QwQ-32B-ArliAI-RpR-v1
Property | Value |
---|---|
Parameter Count | 32 Billion |
Context Length | 128K (Practical: 32K) |
Training Method | RS-QLORA+ (Rank-Stabilized LoRA + LoRA Plus) |
Model URL | https://huggingface.co/ArliAI/QwQ-32B-ArliAI-RpR-v1 |
What is QwQ-32B-ArliAI-RpR-v1?
QwQ-32B-ArliAI-RpR-v1 is the first release in ArliAI's RpR (RolePlay with Reasoning) series, representing a significant advancement in AI language models designed for roleplay and creative writing. Built upon the successful RPMax methodology, this model uniquely combines reasoning capabilities with creative writing, using a specially curated dataset to ensure high creativity and minimal repetition in long-form conversations.
Implementation Details
The model employs a sophisticated training approach using RS-QLORA+ with 128-rank and 128-alpha parameters, trained at a learning rate of 0.000005 with 32 gradient accumulation steps. Unlike conventional approaches, it uses a single-epoch training method with lower gradient accumulation and higher learning rates to enhance individual example learning while preventing overfit to specific character tropes.

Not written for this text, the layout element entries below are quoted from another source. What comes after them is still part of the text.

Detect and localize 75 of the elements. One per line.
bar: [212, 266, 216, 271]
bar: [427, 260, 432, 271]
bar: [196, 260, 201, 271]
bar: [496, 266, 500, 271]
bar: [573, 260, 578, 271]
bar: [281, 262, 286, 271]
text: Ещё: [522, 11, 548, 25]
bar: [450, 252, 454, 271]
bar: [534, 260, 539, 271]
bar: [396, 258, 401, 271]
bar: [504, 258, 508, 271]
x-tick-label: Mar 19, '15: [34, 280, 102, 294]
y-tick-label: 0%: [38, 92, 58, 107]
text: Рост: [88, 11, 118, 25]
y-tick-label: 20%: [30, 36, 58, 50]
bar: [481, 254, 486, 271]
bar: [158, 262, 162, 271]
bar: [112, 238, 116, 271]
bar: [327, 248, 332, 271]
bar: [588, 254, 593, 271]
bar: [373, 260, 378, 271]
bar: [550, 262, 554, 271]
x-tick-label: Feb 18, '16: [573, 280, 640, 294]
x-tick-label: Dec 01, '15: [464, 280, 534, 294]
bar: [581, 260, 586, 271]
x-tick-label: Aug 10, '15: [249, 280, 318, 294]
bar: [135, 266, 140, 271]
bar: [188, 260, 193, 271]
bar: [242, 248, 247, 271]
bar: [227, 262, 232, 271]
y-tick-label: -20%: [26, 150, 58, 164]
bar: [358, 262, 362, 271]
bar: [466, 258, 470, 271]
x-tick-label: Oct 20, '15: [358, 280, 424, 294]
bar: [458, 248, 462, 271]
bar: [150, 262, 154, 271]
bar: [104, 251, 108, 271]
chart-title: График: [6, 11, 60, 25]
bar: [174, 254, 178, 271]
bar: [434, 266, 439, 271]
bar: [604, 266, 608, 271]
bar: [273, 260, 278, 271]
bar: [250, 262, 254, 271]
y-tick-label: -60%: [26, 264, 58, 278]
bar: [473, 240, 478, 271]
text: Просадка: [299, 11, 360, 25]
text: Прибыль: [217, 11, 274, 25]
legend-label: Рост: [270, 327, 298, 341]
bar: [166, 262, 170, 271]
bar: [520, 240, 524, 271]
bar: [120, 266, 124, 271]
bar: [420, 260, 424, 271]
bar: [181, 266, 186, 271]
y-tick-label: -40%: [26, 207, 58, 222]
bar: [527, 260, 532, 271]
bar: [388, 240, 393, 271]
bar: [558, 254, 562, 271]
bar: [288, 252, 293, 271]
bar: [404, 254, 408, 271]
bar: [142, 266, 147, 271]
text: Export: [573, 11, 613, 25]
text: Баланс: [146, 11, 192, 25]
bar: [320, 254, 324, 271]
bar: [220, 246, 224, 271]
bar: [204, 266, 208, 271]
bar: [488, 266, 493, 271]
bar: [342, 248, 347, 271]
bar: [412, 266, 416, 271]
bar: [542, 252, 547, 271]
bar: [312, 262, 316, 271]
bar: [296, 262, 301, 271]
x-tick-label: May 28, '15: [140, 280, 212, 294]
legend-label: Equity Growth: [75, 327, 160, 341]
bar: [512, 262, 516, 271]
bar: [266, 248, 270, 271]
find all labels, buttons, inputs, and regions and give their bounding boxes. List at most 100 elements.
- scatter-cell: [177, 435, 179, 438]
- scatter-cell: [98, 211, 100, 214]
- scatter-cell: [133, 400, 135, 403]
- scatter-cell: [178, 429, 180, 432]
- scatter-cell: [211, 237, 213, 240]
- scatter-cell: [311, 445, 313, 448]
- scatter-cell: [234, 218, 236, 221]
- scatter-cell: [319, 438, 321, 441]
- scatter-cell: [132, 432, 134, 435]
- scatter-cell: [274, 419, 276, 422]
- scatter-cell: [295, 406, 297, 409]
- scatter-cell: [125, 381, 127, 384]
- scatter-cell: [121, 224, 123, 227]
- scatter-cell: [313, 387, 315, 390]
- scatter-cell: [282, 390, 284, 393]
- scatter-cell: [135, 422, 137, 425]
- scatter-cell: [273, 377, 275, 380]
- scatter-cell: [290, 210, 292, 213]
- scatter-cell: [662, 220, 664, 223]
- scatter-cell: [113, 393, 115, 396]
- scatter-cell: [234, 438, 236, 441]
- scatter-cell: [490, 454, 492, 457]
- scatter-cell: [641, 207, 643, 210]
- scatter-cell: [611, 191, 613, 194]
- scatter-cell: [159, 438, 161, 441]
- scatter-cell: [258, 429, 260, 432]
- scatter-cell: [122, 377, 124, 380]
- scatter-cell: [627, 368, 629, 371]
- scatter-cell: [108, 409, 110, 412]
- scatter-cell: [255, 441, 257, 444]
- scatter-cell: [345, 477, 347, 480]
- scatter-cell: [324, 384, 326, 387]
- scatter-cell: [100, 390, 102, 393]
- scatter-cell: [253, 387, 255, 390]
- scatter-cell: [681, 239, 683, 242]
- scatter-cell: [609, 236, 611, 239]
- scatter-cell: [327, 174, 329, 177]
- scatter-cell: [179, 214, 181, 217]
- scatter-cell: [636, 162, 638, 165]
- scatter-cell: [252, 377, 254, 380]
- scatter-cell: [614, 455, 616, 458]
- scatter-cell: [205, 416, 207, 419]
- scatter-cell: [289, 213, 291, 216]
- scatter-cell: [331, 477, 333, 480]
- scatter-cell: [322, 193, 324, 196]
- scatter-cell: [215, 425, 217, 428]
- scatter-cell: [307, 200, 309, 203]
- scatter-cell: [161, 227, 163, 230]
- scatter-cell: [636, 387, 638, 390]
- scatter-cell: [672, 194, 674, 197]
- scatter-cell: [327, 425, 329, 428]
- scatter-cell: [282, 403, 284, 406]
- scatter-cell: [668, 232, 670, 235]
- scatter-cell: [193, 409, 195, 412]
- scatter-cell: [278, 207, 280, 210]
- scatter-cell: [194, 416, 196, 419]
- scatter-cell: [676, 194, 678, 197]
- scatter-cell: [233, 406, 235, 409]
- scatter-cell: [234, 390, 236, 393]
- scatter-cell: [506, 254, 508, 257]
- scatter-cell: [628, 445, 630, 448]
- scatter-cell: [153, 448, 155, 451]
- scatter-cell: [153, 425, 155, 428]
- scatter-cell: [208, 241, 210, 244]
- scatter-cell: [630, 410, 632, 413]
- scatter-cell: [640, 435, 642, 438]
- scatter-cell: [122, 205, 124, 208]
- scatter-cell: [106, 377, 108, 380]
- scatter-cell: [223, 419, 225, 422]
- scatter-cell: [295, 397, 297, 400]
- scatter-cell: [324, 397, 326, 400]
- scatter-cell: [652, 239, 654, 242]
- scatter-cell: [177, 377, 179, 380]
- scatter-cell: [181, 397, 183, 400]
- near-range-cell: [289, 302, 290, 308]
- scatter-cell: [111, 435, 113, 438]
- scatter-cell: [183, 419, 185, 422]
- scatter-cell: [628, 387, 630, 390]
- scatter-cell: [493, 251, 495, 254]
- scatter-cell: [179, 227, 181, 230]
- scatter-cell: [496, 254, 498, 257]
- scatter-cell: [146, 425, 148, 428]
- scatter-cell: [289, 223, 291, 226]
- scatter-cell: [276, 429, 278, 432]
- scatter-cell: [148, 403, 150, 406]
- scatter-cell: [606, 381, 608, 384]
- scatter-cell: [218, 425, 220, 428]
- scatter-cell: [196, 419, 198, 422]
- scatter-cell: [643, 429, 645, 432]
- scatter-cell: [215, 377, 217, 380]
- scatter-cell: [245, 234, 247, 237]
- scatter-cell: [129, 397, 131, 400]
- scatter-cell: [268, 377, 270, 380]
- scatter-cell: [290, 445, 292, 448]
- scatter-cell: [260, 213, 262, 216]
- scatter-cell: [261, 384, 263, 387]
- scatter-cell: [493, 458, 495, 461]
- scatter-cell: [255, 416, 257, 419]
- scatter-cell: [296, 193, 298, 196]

- Fine-tuned using curated RPMax dataset with reasoning capabilities
- Implements specialized reasoning process for multi-turn conversations
- Utilizes template-free segments during training for optimal inference performance
- Available in both BF16 and GGUF formats
Core Capabilities
- Enhanced reasoning abilities in long-form conversations
- Reduced cross-context repetition through specialized dataset curation
- High creativity in different conversational situations
- Improved coherence in multi-turn roleplay scenarios
- Capable of generating unique responses without falling into common tropes
Frequently Asked Questions
Q: What makes this model unique?
The model's distinctive feature is its ability to maintain reasoning capabilities throughout long conversations while avoiding common pitfalls of repetitive outputs. It achieves this through a unique combination of dataset curation and training methodology focused on reducing cross-context repetition.
Q: What are the recommended use cases?
The model excels in roleplay scenarios, creative writing, and long-form conversations where consistent reasoning and non-repetitive responses are crucial. It's particularly suited for applications requiring maintained coherence across multiple conversation turns.